Wednesday, December 8, 2010
Kids and Faith
Now, by nature, Lutherans are pleasers. We have an inbred desire to try to get along and not be offensive. Garrison Keillor has a good living over the foibles of Lutherans so self-conscious of their faith they will defer to almost anyone before standing up for themselves. So when these other denominations invite our kids to youth group activities or sports programs or musical events, we gladly send our kids. We think church is church -- at least they are not out there fornicating or something. So we peel off a $10 and tell them to pick up some ice cream after it is finished. And we think we have done the right thing. But have we???
Most of these other church bodies have well ingrained the fear of others into their children and parents. If we have youth group activities or something else, they are often hesitant to send their kids and if they do, they warn them about those Lutherans and their unChristian ways. Their kids may come to our worship services or parish events, but their guard is up and they view things with a fearful gaze that something must be wrong there. The parents are sure they are doing the right thing by putting this fear into their children because not all those who claim to be Christian are really Christians, if you know what I mean?!
God forbid you have a smart, talented, good looking Lutheran teenage girl in a school full of these other Christian types. Or a handsome, athletic, and intelligent boy. They will hook up with some fine individual of the opposite sex and get invited to youth group or Sunday night church (Lutherans never have plans for Sunday evening) or a Wednesday sports league. And since the gal or guy they fancy will be there, the Lutherans are not far behind. And they are pleasers. They don't just sit there, they participate. They pay attention. They get involved.

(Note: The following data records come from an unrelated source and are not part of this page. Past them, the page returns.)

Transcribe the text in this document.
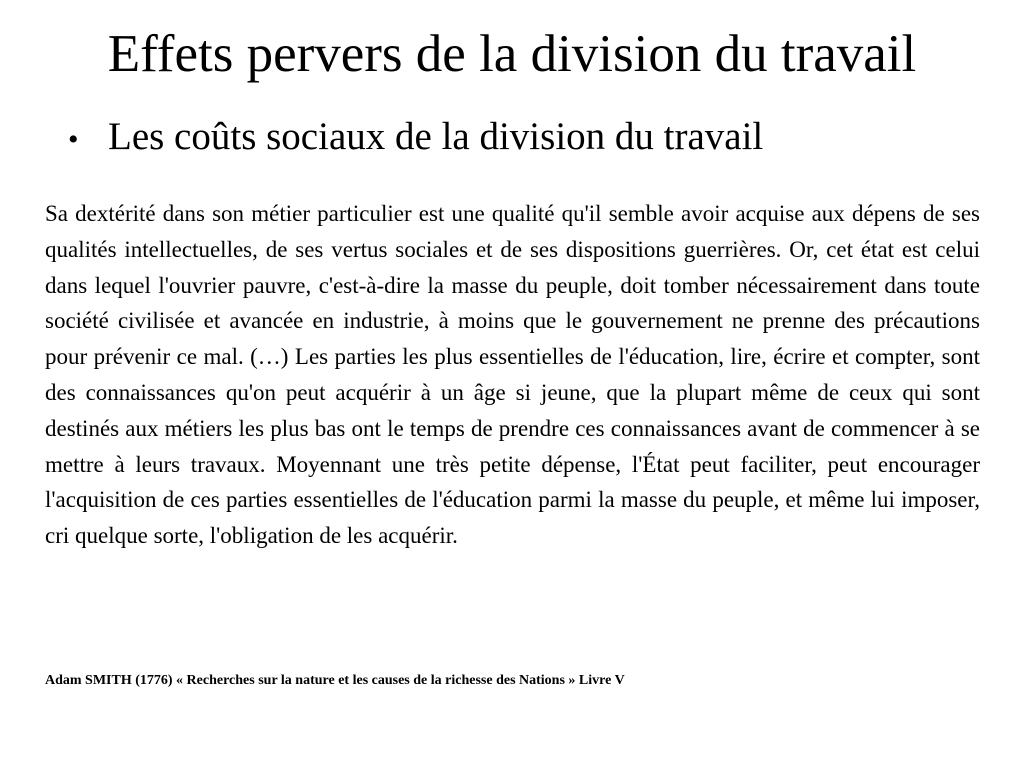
Effets pervers de la division du travail
• Les coûts sociaux de la division du travail

Sa dextérité dans son métier particulier est une qualité qu'il semble avoir acquise aux dépens de ses qualités intellectuelles, de ses vertus sociales et de ses dispositions guerrières. Or, cet état est celui dans lequel l'ouvrier pauvre, c'est-à-dire la masse du peuple, doit tomber nécessairement dans toute société civilisée et avancée en industrie, à moins que le gouvernement ne prenne des précautions pour prévenir ce mal. (…) Les parties les plus essentielles de l'éducation, lire, écrire et compter, sont des connaissances qu'on peut acquérir à un âge si jeune, que la plupart même de ceux qui sont destinés aux métiers les plus bas ont le temps de prendre ces connaissances avant de commencer à se mettre à leurs travaux. Moyennant une très petite dépense, l'État peut faciliter, peut encourager l'acquisition de ces parties essentielles de l'éducation parmi la masse du peuple, et même lui imposer, cri quelque sorte, l'obligation de les acquérir.

Adam SMITH (1776) « Recherches sur la nature et les causes de la richesse des Nations » Livre V
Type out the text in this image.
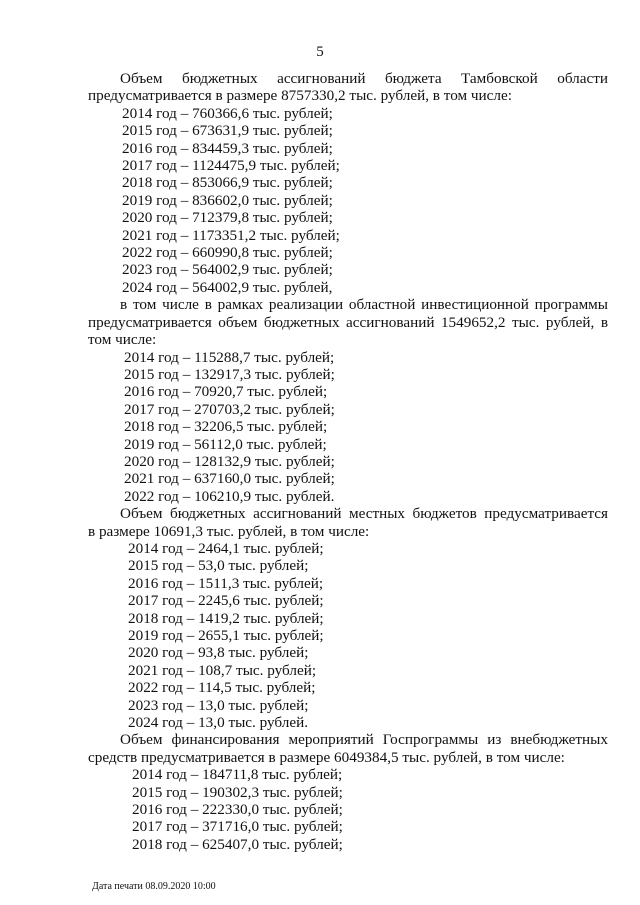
5

Объем бюджетных ассигнований бюджета Тамбовской области

предусматривается в размере 8757330,2 тыс. рублей, в том числе:

2014 год – 760366,6 тыс. рублей;

2015 год – 673631,9 тыс. рублей;

2016 год – 834459,3 тыс. рублей;

2017 год – 1124475,9 тыс. рублей;

2018 год – 853066,9 тыс. рублей;

2019 год – 836602,0 тыс. рублей;

2020 год – 712379,8 тыс. рублей;

2021 год – 1173351,2 тыс. рублей;

2022 год – 660990,8 тыс. рублей;

2023 год – 564002,9 тыс. рублей;

2024 год – 564002,9 тыс. рублей,

в том числе в рамках реализации областной инвестиционной программы

предусматривается объем бюджетных ассигнований 1549652,2 тыс. рублей, в

том числе:

2014 год – 115288,7 тыс. рублей;

2015 год – 132917,3 тыс. рублей;

2016 год – 70920,7 тыс. рублей;

2017 год – 270703,2 тыс. рублей;

2018 год – 32206,5 тыс. рублей;

2019 год – 56112,0 тыс. рублей;

2020 год – 128132,9 тыс. рублей;

2021 год – 637160,0 тыс. рублей;

2022 год – 106210,9 тыс. рублей.

Объем бюджетных ассигнований местных бюджетов предусматривается

в размере 10691,3 тыс. рублей, в том числе:

2014 год – 2464,1 тыс. рублей;

2015 год – 53,0 тыс. рублей;

2016 год – 1511,3 тыс. рублей;

2017 год – 2245,6 тыс. рублей;

2018 год – 1419,2 тыс. рублей;

2019 год – 2655,1 тыс. рублей;

2020 год – 93,8 тыс. рублей;

2021 год – 108,7 тыс. рублей;

2022 год – 114,5 тыс. рублей;

2023 год – 13,0 тыс. рублей;

2024 год – 13,0 тыс. рублей.

Объем финансирования мероприятий Госпрограммы из внебюджетных

средств предусматривается в размере 6049384,5 тыс. рублей, в том числе:

2014 год – 184711,8 тыс. рублей;

2015 год – 190302,3 тыс. рублей;

2016 год – 222330,0 тыс. рублей;

2017 год – 371716,0 тыс. рублей;

2018 год – 625407,0 тыс. рублей;

Дата печати 08.09.2020 10:00
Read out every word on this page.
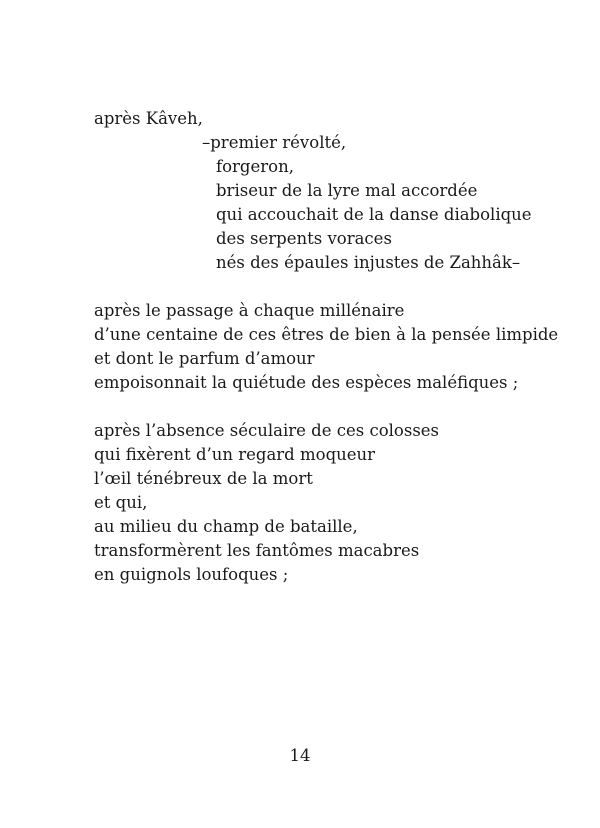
après Kâveh,
–premier révolté,
forgeron,
briseur de la lyre mal accordée
qui accouchait de la danse diabolique
des serpents voraces
nés des épaules injustes de Zahhâk–
après le passage à chaque millénaire
d’une centaine de ces êtres de bien à la pensée limpide
et dont le parfum d’amour
empoisonnait la quiétude des espèces maléfiques ;
après l’absence séculaire de ces colosses
qui fixèrent d’un regard moqueur
l’œil ténébreux de la mort
et qui,
au milieu du champ de bataille,
transformèrent les fantômes macabres
en guignols loufoques ;
14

Next thing you know, they come home with questions or maybe they decide to go to the boyfriend's or girlfriend's congregation on Sunday morning, too. Next thing you know, they start talking like, well, somebody who thinks Lutherans are not the only ones who are right or maybe not even all that right about what Scripture says. Finally, they want to be baptized as an adult because they don't even remember that infant baptism and it wasn't really anything anyway since infants and small children cannot believe. Then when the communion tray comes around the pews, they pick up the glass of Welch's grape juice and piece of saltines and toast the Lord with joyful remembrance but without any sense that Christ could be in that bread or that cup. And then we have pretty much lost them. Even if they don't marry the high school sweetheart, the damage is done. They have been set adrift from their moorings and are loose on a sea of choices without a solid Lutheran dock in sight.
Maybe I am just an old curmudgeon. I am at the point of saying, "Parents, don't let your children grow up to be nice when it comes to the faith." Teach them to know what they believe and to stand their ground. If they have friends or date outside their Lutheran faith, require that the friend or date come to Lutheran services and events at least as often as your kids go to theirs. Draw the line early on. Lutherans are Lutheran. We are a Lutheran family. As a Lutheran family, we worship together as a family. Don't be thinking that you can go to church somewhere else and call it good. It is not a matter of judging others (but why not, they are judging you) but we are Lutherans and Lutherans stay close to home -- church home that is.
Okay, I did not tell the truth. I am not at the point of saying this. I am saying this. Lutheran parents -- wake up! You are not fulfilling your parental duties and keeping the promises you made in your kid's baptism when you let them exchange their Lutheran identity for another -- at least not while they live under your roof. Stand up and be counted. We are Lutherans. Period. This is who we are and what we do. Period. As a family. Period.
Rant is now turned off... but the sentiment expressed is real and it continues. Call me rude or unrealistic. I just don't care at this point. Lutherans are losing out on this court of public opinion by being nice when we need to stick to being Lutheran. (By the way, if you think that another pastor of one of those Baptist, Nazarene, or Church of Christ congregations has not already had this talk with parents and kids, you are fooling yourself.)